Page:Marguerite de Navarre - L’Heptaméron, éd. Lincy & Montaiglon, tome III.djvu/117

Cette page a été validée par deux contributeurs.
103
XLIXe NOUVELLE

sembloyt qu’elles voyoient tous les Diables d’Enfer devant leurs œilz, Mais Oisille leur dist :

« Mes Dames, humilions nous quant nous oyons cest horrible cas, d’autant que la personne délaissée de Dieu se rend pareille à celluy avecq lequel elle est joincte ; car, puisque à ceulx qui adhérent à Dieu ont son esperit avecq eulx, aussi sont ceulx qui adhérent à son contraire, & n’est rien si bestial que la personne destituée de l’esperit de Dieu.

— Quoy que ayt faict ceste pauvre Dame, » dist Ennasuicte, « si ne sçauroys je louer ceulx qui se ventent de leur prison.

— J’ay opinion, » dist Longarine, « que la peyne n’est moindre à ung homme de celler sa bonne fortune que de la pourchasser, car il n’y a veneur qui ne prenne plaisir à corner sa prise, ny amoureulx d’avoir la gloire de sa victoire.
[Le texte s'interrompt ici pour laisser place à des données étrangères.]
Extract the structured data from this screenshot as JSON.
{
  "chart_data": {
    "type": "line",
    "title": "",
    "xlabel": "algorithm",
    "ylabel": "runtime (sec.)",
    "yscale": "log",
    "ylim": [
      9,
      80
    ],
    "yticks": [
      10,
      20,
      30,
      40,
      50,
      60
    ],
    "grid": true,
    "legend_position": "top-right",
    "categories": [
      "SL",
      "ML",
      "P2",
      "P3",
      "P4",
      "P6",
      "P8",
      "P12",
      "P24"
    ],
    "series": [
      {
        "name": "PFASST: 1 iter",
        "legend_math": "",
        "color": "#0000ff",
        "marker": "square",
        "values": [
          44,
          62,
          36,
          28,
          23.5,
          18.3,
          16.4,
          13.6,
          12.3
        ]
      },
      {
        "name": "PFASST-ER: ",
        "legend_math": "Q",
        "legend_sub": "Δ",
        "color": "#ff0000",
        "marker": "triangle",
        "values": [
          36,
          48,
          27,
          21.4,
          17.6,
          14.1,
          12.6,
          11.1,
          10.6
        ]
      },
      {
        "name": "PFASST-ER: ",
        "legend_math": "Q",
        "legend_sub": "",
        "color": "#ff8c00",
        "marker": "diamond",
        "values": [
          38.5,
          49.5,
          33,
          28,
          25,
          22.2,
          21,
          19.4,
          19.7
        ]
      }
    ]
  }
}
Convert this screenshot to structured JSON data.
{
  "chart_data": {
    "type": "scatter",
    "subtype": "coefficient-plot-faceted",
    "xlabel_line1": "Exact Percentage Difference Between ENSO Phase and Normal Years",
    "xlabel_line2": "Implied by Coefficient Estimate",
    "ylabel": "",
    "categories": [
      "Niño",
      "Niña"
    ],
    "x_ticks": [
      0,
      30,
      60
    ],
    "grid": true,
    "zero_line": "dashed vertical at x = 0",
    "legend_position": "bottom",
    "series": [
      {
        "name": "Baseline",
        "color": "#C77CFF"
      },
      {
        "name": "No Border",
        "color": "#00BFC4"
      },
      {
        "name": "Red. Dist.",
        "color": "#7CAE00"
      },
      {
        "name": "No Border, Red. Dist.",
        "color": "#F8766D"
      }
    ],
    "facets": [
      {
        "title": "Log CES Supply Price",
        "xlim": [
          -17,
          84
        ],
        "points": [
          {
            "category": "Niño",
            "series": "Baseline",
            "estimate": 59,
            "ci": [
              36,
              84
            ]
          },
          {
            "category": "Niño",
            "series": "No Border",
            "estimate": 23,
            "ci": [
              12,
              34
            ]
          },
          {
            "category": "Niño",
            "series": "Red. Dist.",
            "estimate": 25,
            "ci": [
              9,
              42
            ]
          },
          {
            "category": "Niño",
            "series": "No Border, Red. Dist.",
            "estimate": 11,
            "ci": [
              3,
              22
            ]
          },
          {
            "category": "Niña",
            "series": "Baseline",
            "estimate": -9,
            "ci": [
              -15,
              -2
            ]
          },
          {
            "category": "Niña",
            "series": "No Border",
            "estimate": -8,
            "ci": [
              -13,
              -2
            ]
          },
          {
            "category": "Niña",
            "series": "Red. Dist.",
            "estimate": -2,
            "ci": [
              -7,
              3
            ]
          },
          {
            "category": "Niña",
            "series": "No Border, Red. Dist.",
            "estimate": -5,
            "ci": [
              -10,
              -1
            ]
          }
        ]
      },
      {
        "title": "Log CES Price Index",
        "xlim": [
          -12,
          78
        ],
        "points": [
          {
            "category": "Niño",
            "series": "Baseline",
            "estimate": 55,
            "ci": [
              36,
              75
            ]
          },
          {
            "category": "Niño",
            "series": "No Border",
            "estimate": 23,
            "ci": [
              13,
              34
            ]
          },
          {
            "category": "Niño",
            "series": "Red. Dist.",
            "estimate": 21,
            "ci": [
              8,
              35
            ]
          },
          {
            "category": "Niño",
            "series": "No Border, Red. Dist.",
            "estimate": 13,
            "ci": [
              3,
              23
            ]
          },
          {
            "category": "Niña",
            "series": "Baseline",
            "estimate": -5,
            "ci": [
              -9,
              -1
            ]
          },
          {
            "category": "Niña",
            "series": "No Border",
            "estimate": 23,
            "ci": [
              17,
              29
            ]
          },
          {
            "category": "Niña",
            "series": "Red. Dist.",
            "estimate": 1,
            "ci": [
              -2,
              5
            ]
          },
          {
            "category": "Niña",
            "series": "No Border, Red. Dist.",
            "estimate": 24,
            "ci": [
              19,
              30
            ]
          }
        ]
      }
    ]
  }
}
— Voilà une opinion, » dist Simontault, « que devant tous les Inquisiteurs de la foy je soustiendray héréticque, car il y a plus d’hommes secretz que de femmes, & sçay bien que l’on en trouveroyt qui aymeroyent mieulx n’en avoir bonne chère que s’il falloyt que créature du monde l’entendist. Et por ce a l’Eglise, comme bonne mère, ordonné les Prestres confesseurs & non pas les femmes, parce que elles ne peuvent rien celler.

— Ce n’est pas pour ceste occasion, » dist Oisille, « mais c’est parce que les femmes sont tant ennemyes du vice qu’elles ne donneroient pas si facilement absolution que les hommes & seroient trop austères en leurs pénitences.